Reputation: 21171
I've been playing around with emacs lisp, and I wanted to write a little function to do a regular expression search and replace. I had a heck of a time getting the regular expression to work correctly because I didn't realize that all the special characters need to be double escaped when writing lisp code (but not when using query-replace-regexp interactively!).
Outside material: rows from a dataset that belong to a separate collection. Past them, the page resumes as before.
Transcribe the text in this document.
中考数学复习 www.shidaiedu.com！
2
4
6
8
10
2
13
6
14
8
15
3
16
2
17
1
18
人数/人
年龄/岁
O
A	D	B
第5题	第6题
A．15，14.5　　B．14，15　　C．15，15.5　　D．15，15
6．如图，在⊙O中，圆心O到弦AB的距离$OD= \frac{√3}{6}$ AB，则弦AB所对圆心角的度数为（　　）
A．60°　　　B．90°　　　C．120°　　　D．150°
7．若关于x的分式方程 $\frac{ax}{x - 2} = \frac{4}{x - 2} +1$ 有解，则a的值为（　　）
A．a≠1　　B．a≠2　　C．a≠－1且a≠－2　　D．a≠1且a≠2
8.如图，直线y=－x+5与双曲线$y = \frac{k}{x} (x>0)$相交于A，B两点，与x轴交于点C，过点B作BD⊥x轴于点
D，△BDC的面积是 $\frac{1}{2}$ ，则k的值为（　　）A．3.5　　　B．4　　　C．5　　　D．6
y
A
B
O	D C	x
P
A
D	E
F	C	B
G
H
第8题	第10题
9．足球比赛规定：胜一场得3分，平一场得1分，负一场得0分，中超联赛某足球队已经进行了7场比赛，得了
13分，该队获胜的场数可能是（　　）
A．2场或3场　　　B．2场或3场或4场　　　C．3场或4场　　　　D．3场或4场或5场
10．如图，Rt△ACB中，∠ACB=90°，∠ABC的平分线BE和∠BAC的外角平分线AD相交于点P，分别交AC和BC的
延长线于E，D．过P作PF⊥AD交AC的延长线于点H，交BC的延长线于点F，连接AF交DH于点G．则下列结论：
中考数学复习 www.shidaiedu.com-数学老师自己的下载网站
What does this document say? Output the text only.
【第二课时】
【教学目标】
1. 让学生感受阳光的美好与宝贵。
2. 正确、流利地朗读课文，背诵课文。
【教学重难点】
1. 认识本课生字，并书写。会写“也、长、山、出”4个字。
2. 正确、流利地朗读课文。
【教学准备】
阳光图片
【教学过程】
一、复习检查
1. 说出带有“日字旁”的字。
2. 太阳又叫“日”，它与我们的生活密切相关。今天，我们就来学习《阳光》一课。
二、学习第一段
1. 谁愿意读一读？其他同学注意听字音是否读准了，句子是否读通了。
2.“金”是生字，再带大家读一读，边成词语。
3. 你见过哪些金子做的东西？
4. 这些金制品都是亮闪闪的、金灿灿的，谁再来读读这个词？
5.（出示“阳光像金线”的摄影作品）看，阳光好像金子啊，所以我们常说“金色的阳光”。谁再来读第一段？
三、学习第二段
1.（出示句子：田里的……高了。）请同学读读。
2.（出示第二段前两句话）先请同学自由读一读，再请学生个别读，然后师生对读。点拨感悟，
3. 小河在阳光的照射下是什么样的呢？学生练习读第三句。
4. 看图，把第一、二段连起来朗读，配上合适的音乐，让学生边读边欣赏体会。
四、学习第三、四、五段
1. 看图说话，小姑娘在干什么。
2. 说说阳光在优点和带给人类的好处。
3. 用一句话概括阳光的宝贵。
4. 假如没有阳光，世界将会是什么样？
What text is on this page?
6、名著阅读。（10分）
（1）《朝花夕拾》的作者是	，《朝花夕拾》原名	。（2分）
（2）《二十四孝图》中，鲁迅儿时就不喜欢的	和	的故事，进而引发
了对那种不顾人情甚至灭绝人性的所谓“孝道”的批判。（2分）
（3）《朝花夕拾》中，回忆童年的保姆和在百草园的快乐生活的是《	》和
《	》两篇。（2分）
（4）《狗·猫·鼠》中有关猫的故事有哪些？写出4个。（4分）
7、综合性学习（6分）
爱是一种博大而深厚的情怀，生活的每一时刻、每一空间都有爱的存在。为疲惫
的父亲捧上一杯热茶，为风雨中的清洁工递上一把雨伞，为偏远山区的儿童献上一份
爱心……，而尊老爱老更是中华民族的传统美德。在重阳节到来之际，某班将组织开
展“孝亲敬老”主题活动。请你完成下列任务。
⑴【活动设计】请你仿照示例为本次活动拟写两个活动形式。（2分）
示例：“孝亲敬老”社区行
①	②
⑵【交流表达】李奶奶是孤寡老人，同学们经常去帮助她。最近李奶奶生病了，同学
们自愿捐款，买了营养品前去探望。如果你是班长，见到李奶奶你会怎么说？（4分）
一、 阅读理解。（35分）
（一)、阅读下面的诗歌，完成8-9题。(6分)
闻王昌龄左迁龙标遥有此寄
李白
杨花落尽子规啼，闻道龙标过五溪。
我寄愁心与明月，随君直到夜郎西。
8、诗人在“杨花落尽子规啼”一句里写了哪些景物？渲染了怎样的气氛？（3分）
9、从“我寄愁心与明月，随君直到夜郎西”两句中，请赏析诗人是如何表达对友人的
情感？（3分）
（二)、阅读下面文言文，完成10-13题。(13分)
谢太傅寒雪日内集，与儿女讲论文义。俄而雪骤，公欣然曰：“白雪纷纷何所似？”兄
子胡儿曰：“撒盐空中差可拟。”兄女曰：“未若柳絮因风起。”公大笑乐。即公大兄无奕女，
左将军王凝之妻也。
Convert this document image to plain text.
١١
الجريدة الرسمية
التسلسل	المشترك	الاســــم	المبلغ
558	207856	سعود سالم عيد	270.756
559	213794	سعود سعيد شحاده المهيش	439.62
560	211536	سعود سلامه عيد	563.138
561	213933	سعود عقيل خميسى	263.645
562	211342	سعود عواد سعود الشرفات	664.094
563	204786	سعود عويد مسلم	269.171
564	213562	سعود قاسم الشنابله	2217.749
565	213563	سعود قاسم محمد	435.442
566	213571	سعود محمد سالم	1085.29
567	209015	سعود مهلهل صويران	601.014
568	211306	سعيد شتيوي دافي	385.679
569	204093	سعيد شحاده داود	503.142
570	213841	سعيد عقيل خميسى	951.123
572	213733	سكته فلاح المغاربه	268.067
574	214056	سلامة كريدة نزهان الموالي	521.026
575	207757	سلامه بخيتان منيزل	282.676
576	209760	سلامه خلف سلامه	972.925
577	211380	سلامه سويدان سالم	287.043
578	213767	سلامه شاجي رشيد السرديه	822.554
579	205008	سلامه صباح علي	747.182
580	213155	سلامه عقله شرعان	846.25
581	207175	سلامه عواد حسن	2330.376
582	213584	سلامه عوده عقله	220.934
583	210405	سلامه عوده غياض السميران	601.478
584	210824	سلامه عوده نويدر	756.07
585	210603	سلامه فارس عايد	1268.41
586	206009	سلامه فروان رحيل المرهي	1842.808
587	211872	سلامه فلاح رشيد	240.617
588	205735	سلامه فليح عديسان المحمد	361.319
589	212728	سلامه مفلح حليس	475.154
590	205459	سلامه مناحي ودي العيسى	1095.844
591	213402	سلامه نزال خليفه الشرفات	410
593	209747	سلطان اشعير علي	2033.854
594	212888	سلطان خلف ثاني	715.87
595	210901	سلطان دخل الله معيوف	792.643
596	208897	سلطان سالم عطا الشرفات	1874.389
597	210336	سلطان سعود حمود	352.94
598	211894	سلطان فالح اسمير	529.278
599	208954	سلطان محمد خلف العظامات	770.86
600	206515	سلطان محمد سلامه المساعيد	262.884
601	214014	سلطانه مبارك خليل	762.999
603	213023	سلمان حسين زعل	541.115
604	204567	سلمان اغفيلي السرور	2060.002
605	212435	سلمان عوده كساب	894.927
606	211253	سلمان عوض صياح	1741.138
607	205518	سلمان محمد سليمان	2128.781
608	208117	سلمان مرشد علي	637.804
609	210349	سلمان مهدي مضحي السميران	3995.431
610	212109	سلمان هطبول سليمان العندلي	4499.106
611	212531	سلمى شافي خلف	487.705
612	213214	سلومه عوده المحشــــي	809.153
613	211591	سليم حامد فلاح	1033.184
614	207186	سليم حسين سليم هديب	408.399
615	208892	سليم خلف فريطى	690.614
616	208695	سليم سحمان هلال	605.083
So for example, using query-replace-regexp interactively you can use
^\(.*\)[\t]-.*$
but when writing elisp code you need to double escape everything like so:
^\\(.*\\)[\t]-.*$
I finally found a reference to this in a Steve Yegge article, but I was wondering if anyone knew why this is?
Upvotes: 27
Views: 5680
Reputation: 17327
It's because you need to escape backslashes in strings. If you don't escape the backslash of \(
in the string, it turns out to be just (
Upvotes: 24
Reputation: 42674
FWIW, emacs-lisp-mode
will fontify the special expressions (like
\\(
and \\)
for you. You can then change the faces to be
something that stands out.
(They are font-lock-regexp-grouping-construct
and font-lock-regexp-grouping-backslash
)
Upvotes: 8
Reputation: 74430
You already have the answer, but a built-in aide for creating regular expressions inside Emacs is re-builder.
M-x re-builder
Upvotes: 19
Reputation: 79103
scottfrazier is correct, one escape is parsed when the string is read, another is parsed when creating the regular expression. It's fairly easy to remember, but it can become a pain, especially when you're trying to match a literal backslash '\'. You end up having to do it four times '\\\\' because you have to double-slash to match the slash in both the initial string parse and the regular expression parse.
And when you write on Stack Overflow about this problem you have to use 8 slashes because markdown uses the slash for an escape character as well.